Be as skeptical as you want about my articles. Just don't report what I never said. You might want to be even more skeptical about the integrity of our voting machines, at least until we can obtain a voter-verified audit trail that we are allowed to compare with the machine counts.
What you'll see in my next articles: - Interviews of insiders at certification testing labs, who will admit that the labs never did a line-by-line inspection of the vote-counting program code, ever.
- Admissions by election officials, secretary of state officials, and voting machine companies that program patches and updates are sent out frequently and are usually not examined AT ALL before they are installed.
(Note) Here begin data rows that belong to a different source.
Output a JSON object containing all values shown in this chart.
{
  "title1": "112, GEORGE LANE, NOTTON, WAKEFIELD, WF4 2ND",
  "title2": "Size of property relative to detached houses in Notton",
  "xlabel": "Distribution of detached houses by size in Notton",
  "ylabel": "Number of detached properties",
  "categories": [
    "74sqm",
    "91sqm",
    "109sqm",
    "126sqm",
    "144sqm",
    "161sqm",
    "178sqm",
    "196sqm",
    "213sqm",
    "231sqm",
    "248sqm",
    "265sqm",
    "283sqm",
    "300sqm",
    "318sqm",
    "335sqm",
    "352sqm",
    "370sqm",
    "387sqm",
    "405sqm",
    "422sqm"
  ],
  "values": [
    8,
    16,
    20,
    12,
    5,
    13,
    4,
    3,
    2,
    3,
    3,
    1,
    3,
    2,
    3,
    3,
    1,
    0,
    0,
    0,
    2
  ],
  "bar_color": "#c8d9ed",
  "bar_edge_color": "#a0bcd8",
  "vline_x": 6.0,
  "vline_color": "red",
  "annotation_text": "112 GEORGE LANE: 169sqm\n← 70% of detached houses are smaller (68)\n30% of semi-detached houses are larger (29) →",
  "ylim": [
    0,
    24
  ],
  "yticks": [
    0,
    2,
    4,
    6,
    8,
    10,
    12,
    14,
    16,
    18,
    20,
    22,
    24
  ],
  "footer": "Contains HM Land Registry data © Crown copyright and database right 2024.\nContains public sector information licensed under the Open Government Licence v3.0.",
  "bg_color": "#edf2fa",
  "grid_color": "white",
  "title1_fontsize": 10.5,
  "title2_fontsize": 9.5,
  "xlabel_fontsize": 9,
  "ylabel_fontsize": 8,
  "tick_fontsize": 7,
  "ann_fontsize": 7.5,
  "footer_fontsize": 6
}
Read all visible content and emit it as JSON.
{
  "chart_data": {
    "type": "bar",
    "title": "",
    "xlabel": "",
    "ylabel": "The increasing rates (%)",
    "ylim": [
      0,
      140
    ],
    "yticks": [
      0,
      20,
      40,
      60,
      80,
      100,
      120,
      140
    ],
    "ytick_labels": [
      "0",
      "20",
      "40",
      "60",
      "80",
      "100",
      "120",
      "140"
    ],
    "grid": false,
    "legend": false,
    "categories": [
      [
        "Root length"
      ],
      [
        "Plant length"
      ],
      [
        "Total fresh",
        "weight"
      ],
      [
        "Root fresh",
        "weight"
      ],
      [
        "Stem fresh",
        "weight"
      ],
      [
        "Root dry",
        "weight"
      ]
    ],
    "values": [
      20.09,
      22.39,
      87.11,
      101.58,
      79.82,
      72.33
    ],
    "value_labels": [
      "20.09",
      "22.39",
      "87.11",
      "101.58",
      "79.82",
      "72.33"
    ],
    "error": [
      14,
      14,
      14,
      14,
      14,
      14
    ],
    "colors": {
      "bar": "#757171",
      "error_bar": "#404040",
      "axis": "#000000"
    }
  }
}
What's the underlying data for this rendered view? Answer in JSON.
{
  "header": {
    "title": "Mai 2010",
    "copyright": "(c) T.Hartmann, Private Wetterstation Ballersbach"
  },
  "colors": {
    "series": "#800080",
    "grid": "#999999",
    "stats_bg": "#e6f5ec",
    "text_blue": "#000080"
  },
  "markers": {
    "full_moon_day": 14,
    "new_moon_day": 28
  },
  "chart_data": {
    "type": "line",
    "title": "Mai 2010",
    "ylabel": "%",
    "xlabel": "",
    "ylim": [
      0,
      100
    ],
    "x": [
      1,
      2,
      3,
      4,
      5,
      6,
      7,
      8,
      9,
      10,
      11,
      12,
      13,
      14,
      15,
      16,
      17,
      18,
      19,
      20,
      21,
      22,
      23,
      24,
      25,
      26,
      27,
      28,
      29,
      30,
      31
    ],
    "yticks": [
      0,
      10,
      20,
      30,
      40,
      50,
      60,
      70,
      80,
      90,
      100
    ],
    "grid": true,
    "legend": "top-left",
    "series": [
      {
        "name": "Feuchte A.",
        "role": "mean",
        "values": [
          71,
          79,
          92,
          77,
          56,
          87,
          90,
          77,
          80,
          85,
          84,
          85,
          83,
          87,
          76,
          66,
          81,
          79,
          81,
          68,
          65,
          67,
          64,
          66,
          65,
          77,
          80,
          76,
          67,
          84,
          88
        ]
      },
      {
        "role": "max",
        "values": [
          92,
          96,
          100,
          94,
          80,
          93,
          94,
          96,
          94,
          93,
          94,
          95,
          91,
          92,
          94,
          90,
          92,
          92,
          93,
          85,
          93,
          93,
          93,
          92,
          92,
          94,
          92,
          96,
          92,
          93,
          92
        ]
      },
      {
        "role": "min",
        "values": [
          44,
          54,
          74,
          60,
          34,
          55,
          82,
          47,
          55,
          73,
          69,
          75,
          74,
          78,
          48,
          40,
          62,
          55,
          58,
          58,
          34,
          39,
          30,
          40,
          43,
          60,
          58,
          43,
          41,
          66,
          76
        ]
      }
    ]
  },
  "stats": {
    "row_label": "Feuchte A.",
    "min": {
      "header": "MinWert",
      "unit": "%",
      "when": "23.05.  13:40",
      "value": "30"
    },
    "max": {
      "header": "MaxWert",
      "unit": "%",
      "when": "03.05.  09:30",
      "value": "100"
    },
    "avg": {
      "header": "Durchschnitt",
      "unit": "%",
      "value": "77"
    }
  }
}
- An interview with a voting machine manufacturer who actually does the touch-screen thing right: Nearly 100% accuracy, voter-verified paper trails, who welcomes disclosure about owners, programmers, and managers, and freely discloses known errors. Election officials get so excited about his machines that they actually stand up and applaud when they see his presentation (except in Florida, where they told him to get out of the state). Unfortunately, though states certify his machines promptly, once the lobbyists get busy, purchases are only made to the companies that refuse to provide a paper trail, and insist on keeping owner identities secret, which have errors rates as high as 100 percent. (You heard me.)
Bev Harris
Author: Black Box Voting: Ballot-Tampering in the 21st Century http://www.blackboxvoting.com
P.S. Thanks for calling me a "bunny." I'm 52 years old, quite round, and my hair is getting darn gray.